Talking about my shark project, I always try to balance the humor with the dire truth about shark extinction, which is sort of tricky. While I don’t want to be the bearer of bad news,  we tend to forget that we are  living through a mass extinction event. As  Derrick Jensen once wrote, “there is no roll call on the nightly news” for the 200 plants and animals that disappear from this planet every day.

But this entry was about joy. Surprise.

I usually write about “forgetting” in the context of human denial and selective memory. But I’m just as guilty of picking and choosing.

It’s easy to remember the angry mob on the beach and forget the solitary guy who saved the little shark.

Day 13: 7/8/2013: Diving Lessons

English: A great white shark approaches divers...

English: A great white shark approaches divers in a cage off Dyer Island, Western Cape, South Africa. (Photo credit: Wikipedia)

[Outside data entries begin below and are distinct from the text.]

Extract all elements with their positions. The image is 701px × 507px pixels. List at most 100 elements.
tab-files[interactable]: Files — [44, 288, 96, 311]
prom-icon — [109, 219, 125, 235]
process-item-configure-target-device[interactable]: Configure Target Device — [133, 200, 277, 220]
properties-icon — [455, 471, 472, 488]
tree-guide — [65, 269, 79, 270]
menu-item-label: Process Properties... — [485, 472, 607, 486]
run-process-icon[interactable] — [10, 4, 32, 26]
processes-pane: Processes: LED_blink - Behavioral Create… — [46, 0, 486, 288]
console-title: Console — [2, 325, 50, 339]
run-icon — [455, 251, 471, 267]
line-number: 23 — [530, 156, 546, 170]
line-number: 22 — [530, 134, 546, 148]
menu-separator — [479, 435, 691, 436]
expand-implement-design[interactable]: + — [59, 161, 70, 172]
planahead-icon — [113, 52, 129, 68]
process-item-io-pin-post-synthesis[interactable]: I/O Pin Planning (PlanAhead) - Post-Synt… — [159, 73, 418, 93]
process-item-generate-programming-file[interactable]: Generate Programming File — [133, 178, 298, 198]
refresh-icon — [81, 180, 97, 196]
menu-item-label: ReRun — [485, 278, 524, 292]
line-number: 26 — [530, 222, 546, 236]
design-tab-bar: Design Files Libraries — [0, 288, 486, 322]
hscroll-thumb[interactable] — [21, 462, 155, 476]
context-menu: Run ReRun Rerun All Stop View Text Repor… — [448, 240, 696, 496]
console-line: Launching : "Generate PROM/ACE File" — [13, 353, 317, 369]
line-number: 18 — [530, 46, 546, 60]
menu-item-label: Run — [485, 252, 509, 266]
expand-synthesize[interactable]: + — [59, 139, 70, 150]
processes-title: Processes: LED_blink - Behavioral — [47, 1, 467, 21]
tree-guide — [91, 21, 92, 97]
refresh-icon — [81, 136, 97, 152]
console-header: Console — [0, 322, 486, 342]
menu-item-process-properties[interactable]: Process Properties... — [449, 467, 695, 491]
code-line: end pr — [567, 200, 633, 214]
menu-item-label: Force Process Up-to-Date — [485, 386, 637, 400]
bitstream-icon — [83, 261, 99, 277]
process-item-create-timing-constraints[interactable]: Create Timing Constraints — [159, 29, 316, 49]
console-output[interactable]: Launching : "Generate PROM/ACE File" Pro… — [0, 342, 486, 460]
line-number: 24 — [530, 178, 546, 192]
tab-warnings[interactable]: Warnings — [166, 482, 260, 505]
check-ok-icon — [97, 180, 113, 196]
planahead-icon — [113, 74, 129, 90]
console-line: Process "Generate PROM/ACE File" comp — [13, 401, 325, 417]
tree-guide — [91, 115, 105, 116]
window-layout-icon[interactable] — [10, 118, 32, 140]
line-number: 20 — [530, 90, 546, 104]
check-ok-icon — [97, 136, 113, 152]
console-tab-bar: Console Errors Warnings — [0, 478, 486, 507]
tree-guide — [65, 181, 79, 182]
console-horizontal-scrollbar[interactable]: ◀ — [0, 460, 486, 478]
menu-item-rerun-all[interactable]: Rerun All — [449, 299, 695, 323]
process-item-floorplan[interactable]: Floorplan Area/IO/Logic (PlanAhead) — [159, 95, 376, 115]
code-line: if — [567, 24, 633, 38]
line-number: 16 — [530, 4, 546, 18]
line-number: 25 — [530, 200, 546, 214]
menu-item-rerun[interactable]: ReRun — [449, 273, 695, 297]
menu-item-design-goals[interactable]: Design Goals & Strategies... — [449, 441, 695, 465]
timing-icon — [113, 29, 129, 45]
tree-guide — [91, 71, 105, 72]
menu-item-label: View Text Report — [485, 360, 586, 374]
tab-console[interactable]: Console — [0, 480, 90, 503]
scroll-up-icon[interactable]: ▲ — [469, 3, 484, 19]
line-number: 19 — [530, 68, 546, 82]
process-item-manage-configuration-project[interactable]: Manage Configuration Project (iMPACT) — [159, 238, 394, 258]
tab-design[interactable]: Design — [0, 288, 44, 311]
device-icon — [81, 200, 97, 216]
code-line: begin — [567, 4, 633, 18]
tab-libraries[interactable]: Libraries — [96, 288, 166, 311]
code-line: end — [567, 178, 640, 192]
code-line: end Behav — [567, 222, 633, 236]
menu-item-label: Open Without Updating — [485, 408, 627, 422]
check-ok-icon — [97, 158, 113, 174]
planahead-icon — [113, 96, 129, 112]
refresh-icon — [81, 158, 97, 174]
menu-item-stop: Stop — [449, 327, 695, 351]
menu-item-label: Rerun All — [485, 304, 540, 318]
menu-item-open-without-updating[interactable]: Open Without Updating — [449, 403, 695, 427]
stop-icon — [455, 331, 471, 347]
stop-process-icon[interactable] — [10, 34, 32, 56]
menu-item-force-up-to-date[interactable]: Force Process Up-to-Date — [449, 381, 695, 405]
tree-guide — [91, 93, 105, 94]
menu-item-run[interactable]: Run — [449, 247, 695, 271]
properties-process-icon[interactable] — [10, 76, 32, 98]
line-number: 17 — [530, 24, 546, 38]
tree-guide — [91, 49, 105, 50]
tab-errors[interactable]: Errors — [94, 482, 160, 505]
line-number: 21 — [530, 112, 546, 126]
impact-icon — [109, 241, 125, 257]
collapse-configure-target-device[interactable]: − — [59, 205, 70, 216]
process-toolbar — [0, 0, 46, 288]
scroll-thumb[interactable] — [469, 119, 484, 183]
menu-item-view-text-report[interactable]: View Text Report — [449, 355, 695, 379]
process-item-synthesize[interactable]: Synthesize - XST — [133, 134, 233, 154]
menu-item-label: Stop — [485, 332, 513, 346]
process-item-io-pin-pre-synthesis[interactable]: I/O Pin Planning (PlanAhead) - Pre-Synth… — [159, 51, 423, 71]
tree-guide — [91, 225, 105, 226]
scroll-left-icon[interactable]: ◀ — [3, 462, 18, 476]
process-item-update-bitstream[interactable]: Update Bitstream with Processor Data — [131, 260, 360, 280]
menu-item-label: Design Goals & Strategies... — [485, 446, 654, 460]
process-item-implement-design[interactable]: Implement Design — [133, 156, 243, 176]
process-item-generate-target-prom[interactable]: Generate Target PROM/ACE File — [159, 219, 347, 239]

When I told Greg at Aqua Adventures that I wanted to learn to dive because of sharks, he popped in a film he’d made on one of his annual great white excursions to Guadalupe Island.

Great whites with names like Lucy and Cal Rip Fin (whose dorsal had been nearly shredded—probably from a boat propeller) darted, swerved and snatched bait. One shark leapt over the cage and actually landed on top of it. A thrilling and rare accident, I assured myself, as was the story of the great white that caught his snout in the opening between the cage bars and thrashed around so much that the front panel of the cage collapsed.

Greg and I talked for two hours mostly about sharks and shark conservation. He told me Cal Rip Fin, once a reliable figure at Guadalupe, hadn’t been seen since 2011. He also told me some crazy shark breaching stories, and all the many beautiful and dangerous places he’d gone diving. People that lead such adventurous lives always floor me. I feel privileged to hear their stories.